Setting Expectations for the Rest of the Series
At this stage, it is important to be clear about what large language models are and are not.
They are not databases. They do not "store facts" in a retrievable way. They are statistical systems that compress patterns from data into parameter space. Their strengths and weaknesses follow directly from that reality.
- Part 1 establishes architectural fundamentals.

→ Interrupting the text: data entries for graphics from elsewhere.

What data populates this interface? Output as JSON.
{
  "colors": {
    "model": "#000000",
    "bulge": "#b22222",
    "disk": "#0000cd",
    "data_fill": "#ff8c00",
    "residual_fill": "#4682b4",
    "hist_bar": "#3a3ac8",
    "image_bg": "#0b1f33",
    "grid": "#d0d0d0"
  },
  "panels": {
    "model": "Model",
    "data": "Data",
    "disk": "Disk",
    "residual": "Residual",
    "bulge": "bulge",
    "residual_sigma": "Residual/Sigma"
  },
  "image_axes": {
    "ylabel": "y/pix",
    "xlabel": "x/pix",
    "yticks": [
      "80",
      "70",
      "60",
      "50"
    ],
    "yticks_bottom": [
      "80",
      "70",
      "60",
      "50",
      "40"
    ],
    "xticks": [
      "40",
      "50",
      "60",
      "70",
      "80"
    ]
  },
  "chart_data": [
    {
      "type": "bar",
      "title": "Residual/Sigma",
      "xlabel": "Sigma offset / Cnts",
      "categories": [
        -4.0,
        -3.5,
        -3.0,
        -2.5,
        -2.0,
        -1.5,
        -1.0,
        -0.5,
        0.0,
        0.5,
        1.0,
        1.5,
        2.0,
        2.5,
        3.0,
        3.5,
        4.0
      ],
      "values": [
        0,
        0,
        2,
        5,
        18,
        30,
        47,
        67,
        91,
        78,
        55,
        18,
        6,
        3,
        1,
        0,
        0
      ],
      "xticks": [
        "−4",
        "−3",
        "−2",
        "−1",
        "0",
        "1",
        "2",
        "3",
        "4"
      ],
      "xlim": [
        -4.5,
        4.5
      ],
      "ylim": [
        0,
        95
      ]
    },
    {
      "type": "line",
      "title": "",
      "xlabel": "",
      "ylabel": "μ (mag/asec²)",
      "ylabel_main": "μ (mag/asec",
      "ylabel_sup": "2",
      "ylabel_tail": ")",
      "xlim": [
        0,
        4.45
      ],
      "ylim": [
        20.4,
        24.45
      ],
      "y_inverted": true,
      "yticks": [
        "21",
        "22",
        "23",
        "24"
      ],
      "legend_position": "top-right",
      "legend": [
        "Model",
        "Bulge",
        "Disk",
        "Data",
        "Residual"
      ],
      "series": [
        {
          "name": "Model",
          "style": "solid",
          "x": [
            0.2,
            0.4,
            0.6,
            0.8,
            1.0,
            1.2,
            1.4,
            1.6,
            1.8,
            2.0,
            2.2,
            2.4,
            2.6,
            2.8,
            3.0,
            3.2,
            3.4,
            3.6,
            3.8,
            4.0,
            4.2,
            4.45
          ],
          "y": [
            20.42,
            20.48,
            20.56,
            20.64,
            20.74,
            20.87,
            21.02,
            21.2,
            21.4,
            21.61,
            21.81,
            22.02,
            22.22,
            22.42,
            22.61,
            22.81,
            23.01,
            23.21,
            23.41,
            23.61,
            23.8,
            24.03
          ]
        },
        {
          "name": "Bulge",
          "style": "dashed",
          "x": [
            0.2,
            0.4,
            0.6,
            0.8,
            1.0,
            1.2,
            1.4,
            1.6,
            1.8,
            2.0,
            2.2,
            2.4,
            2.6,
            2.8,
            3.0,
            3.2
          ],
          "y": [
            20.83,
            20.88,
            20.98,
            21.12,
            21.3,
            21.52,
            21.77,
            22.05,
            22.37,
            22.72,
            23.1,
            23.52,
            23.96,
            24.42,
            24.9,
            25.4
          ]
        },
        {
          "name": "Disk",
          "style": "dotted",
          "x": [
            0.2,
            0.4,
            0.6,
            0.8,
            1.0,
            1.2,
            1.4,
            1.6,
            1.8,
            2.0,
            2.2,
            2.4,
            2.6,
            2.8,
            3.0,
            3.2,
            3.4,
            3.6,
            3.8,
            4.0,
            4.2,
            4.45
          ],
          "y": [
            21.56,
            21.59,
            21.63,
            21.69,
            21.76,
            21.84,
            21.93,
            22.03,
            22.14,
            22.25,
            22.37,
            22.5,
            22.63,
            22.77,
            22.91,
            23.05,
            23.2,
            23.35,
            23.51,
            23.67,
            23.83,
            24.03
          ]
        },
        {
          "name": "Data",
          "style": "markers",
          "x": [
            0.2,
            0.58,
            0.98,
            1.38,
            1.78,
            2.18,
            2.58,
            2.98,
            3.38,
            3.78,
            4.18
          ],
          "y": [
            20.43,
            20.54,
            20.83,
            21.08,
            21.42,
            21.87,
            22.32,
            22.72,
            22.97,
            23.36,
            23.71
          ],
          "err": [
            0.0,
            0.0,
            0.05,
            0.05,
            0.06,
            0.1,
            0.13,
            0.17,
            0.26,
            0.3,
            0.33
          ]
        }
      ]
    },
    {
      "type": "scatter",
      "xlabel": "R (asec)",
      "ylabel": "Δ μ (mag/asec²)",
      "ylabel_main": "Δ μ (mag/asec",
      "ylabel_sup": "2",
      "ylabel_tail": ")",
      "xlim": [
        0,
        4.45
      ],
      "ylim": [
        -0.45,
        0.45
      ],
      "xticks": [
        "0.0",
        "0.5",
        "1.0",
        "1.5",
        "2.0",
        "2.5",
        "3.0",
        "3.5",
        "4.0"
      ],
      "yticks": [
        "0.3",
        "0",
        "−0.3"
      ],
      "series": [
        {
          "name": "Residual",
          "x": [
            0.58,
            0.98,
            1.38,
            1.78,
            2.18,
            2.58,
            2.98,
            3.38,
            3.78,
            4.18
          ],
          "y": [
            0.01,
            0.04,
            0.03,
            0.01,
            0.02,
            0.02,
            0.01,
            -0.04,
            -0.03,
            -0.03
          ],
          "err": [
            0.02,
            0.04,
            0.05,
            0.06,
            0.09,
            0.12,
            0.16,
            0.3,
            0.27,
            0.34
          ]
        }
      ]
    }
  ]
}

- Part 2 will examine scaling laws, optimization, and why size changes behavior.
- Part 3 will move beyond models into systems: retrieval, deployment, and distributed inference.
- Part 4 will confront alignment, safety, emergent capabilities, and hard limits.
Each part builds on the last. Skipping foundations leads to incorrect conclusions later.
Part 1 Glossary
Foundations and Core Architecture
Language Model
A probabilistic model that predicts the next token in a sequence based on prior tokens.
Token
The basic unit processed by an LLM. Tokens are usually subwords or character sequences produced by a
tokenizer, not full words.
Tokenization
The process of converting raw text into tokens. Common approaches include BPE, WordPiece, and SentencePiece.
Recurrent Neural Network (RNN)
A neural network architecture that processes sequences one element at a time while maintaining a hidden state.
LSTM / GRU
RNN variants that use gating mechanisms to preserve information over longer sequences and reduce vanishing
gradients.
Parallelization
The ability to process multiple inputs simultaneously. Transformers enable parallelization across tokens,
unlike RNNs.
Transformer
A neural architecture based on self-attention that processes entire sequences in parallel.
Self-Attention
A mechanism where each token attends to all other tokens in a sequence to build contextual representations.
Query / Key / Value (QKV)
Linear projections of token embeddings used to compute attention weights and contextualized outputs.
Attention Matrix
An intermediate structure representing how strongly each token attends to every other token.
Quadratic Complexity (O(n²))
Describes how attention compute and memory scale with sequence length.
Positional Encoding
A method for injecting token order information into Transformers.
Sinusoidal Positional Encoding
Fixed mathematical functions used to represent position information.
Rotary Position Embedding (RoPE)
A relative positional encoding method that rotates embeddings based on position.